Sua presença fez a cidade de Florença retornar ao Inferno diante de mim. Assim como Ciacco ligara a gula à corrupção política florentina, Filippo Argenti ligava a ira à vida social da cidade. O Inferno de Dante não é distante de sua história. As paixões condenadas tinham rosto conhecido, rosto urbano, rosto político.
Ao vê-lo, senti repulsa.
Diferente da compaixão que tive por Francesca, diante de Filippo não fui tomado por ternura. Desejei vê-lo mergulhado na lama. Virgílio aprovou minha reação, abraçando-me e chamando bendita aquela que me gerou. Isso pode parecer duro, mas há aqui uma diferença moral: Francesca falava com beleza e despertava perigo de compaixão desordenada; Filippo aparece como figura de arrogância iracunda, sem nobreza, sem arrependimento, sem doçura enganosa. A repulsa de Dante começa a alinhar-se com o juízo.
As outras almas se lançaram sobre Filippo.
Ele foi despedaçado pela fúria dos que estavam ali. Até ele mesmo, em raiva, voltava-se contra si com os dentes. A cena era brutal. O homem irado, no fim, torna-se alimento da ira comum. Quem viveu pela agressão entra numa comunidade de agressão. Quem fez do conflito sua força é absorvido por um mundo onde todos se devoram.
Virgílio então me disse que, antes de alcançarmos a margem, eu veria algo que me daria satisfação. E assim foi: vi Filippo ser atacado e afundado pelos seus iguais.
Essa passagem é incômoda, mas necessária.
Dante está aprendendo a ordenar sua compaixão. No Inferno, sentir pena de todo condenado como se a pena fosse injusta seria falhar no entendimento. Mas também se alegrar cruelmente com a dor por prazer sádico seria outra deformação. O ponto é mais sutil: Dante começa a reconhecer que certas almas representam vícios tão destrutivos que sua humilhação diante da justiça é correta.
A ira orgulhosa deve ser julgada.
A violência arrogante deve ser rebaixada.
A cidade não se cura tratando a brutalidade como se fosse apenas temperamento forte.
Depois disso, seguimos.
Ao longe, a cidade de Dite começou a aparecer.
Suas mesquitas ou torres ardiam como ferro saído do fogo. As muralhas pareciam incandescentes. A paisagem tornava-se mais ameaçadora. Eu sentia que estávamos nos aproximando de uma nova divisão do Inferno. Até então, havíamos atravessado pecados de incontinência: desejos e paixões que falharam por falta de governo. Mas a cidade de Dite indicava algo mais grave: uma região de malícia mais consciente, mais endurecida, mais rebelde.

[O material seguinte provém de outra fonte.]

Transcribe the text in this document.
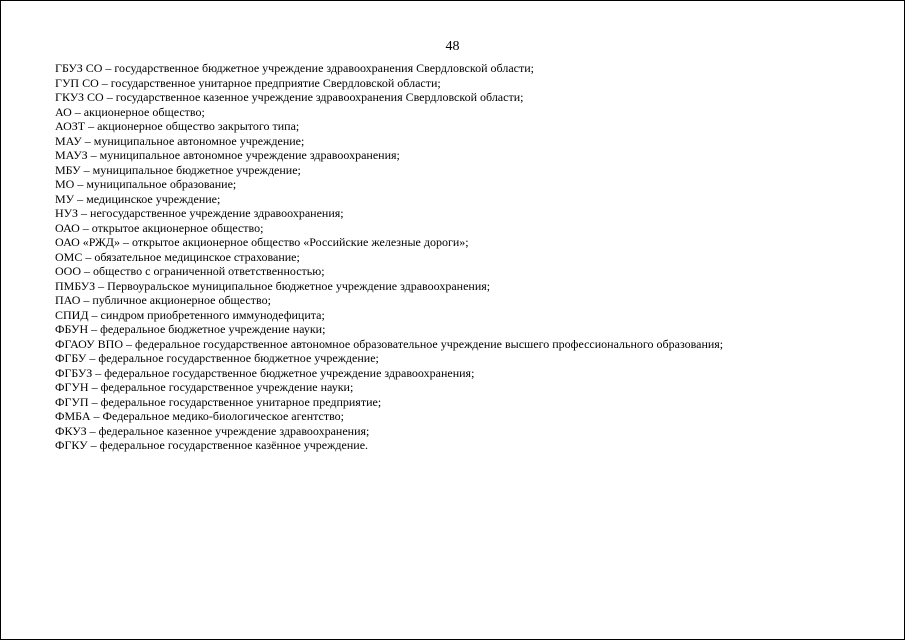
48
ГБУЗ СО – государственное бюджетное учреждение здравоохранения Свердловской области;
ГУП СО – государственное унитарное предприятие Свердловской области;
ГКУЗ СО – государственное казенное учреждение здравоохранения Свердловской области;
АО – акционерное общество;
АОЗТ – акционерное общество закрытого типа;
МАУ – муниципальное автономное учреждение;
МАУЗ – муниципальное автономное учреждение здравоохранения;
МБУ – муниципальное бюджетное учреждение;
МО – муниципальное образование;
МУ – медицинское учреждение;
НУЗ – негосударственное учреждение здравоохранения;
ОАО – открытое акционерное общество;
ОАО «РЖД» – открытое акционерное общество «Российские железные дороги»;
ОМС – обязательное медицинское страхование;
ООО – общество с ограниченной ответственностью;
ПМБУЗ – Первоуральское муниципальное бюджетное учреждение здравоохранения;
ПАО – публичное акционерное общество;
СПИД – синдром приобретенного иммунодефицита;
ФБУН – федеральное бюджетное учреждение науки;
ФГАОУ ВПО – федеральное государственное автономное образовательное учреждение высшего профессионального образования;
ФГБУ – федеральное государственное бюджетное учреждение;
ФГБУЗ – федеральное государственное бюджетное учреждение здравоохранения;
ФГУН – федеральное государственное учреждение науки;
ФГУП – федеральное государственное унитарное предприятие;
ФМБА – Федеральное медико-биологическое агентство;
ФКУЗ – федеральное казенное учреждение здравоохранения;
ФГКУ – федеральное государственное казённое учреждение.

O Estige, portanto, é passagem.
Ele fecha uma etapa e prepara outra.
A ira nos leva até os muros de uma cidade infernal. Isso faz sentido: paixões desordenadas, quando se organizam, tornam-se estrutura. O ódio deixa de ser apenas explosão individual e vira cidade, sistema, política, resistência contra o caminho da salvação.
Dite se ergue à frente.
E eu, olhando para aquelas torres vermelhas, percebi que a jornada ficaria mais difícil.
No Canto VII, depois de explicar a Fortuna e passar pelo círculo dos avarentos e pródigos, Dante e Virgílio chegam ao Estige. Ali veem os iracundos lutando na superfície da lama e os tristes ou rancorosos afundados sob a água escura. Em seguida, aproximam-se da travessia que levará à cidade de Dite.
Continuei em silêncio.
A barca seguia.
O pântano ficava atrás, mas seus sinais permaneciam em mim.
Eu havia aprendido que a ira pode gritar ou sufocar.
Pode bater no outro ou afundar dentro de si.
Pode parecer força ou parecer tristeza.
Mas, quando não é ordenada pelo bem, sempre termina em lama.
E agora, diante das muralhas ardentes de Dite, eu compreendia que o Inferno estava prestes a mostrar formas ainda mais profundas da perdição: não apenas paixões que arrastam, mas vontades que se organizam contra a luz.